В 1982 году, по окончании второго курса геологического факультета ЛГУ, занесло меня на практику в город-герой Норильск. Как будущий геолог, я знала, что там медно-никелевые месторождения. Впрочем, училась я плохо, и было мне «до лампочки», какими полезными ископаемыми славился Норильск. А вот сам город меня интересовал сильно. Вернее не город, а обстановка города, который был создан на костях заключенных всех мастей. Никогда не верьте, что кто-то чего-то не знал. Отношение во все времена к сталинским репрессиям у людей было разное, но все знали, что погибли десятки миллионов. И Норильск был «братской могилой» для многих: и политических, и уголовников.
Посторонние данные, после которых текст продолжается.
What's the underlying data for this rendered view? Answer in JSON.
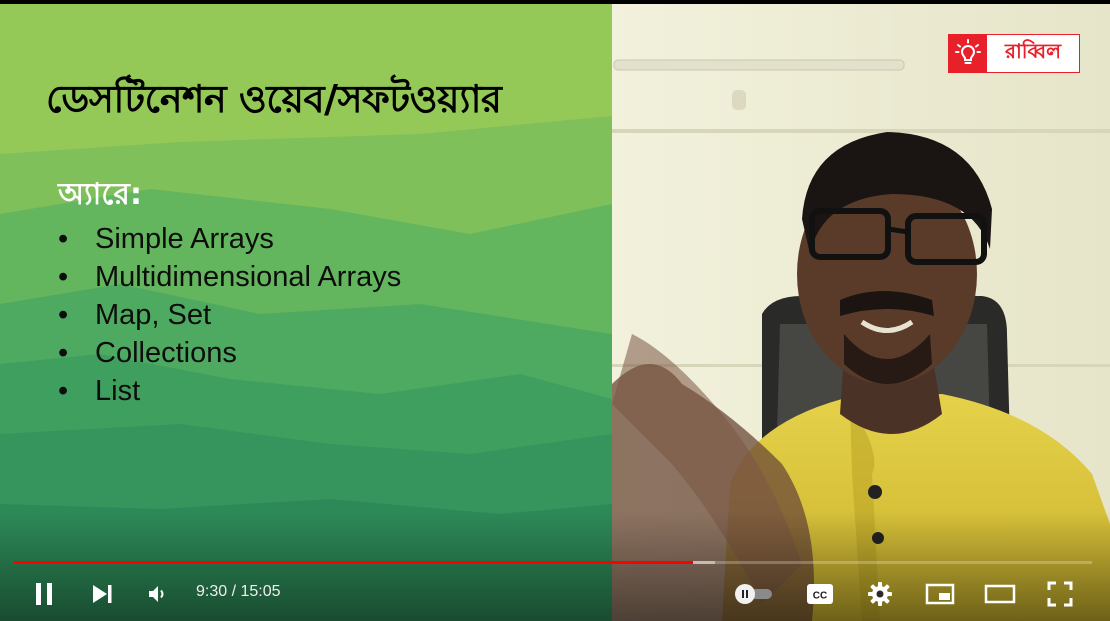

Мама часто рассказывала, как она с подругами рыдала в аудитории Технологического института, когда умер «усатый», а мимо проходил папа (тогда еще просто Левка Судакас) и спросил, чего они ревут, дуры, лучше бы музыку слушали. В этот день по радио без конца передавали прекрасную классическую музыку. Позднее он стал собирать книги «об убиенных», которые издавались в Советском Союзе, и надо было просто хотеть знать правду. Вечерами он сидел в кресле с этими книгами и составлял каталоги. Ученические тетрадки были исписаны его мелким почерком, а мама боялась, что у папы от этих знаний может случиться сердечный приступ. Так что я выросла в СССР с портретами Тухачевского, Блюхера, Рыкова и других, которые я видела на книжных полках. И фамилию «Вышинский» всегда знала, как самую страшную для людей из папиного каталога.
Организованная кем-то из знакомых моя первая геологическая практика в Норильск, была для меня захватывающе интересной. Несмотря на то, что прошло более 30 лет, я помню всех или почти всех, с кем тогда меня свела жизнь.
Фильм «Сталкер» уже вышел на экраны и стал культовым. Но тогда мы не знали такого слова, и просто крепко задумывались обо всех смыслах заложенных Тарковским. Пролетая над тундрой возле Норильска, я увидела огромные мертвые территории, и еще в самолете романтически подумала: лечу в «зону».
Самолет приземлился рано утром. После изнурительной московской жары через четыре часа, я и еще два студента с моего курса оказались в поздней Норильской весне, где температура составляла плюс два градуса, а кое-где еще лежал снег.
Самолет прибыл строго по расписанию. Но никого не интересовало, как его пассажиры будут добираться из аэропорта: автобусы еще не ходили, а такси просто не было. Мы получили свои рюкзаки, достали какие-то теплые свитера и пешком отправились в город. Не помню, сколько мы шли, но у меня было точное ощущение, что я попала в «зону»: вздыбленный от морозов асфальт, вокруг выжженная тундра с тоненькими голыми стволами деревьев, и никого: ни людей, ни машин. Но самое жуткое – это воздух, которым невозможно было дышать. Минут через 15 мы дружно начали кашлять.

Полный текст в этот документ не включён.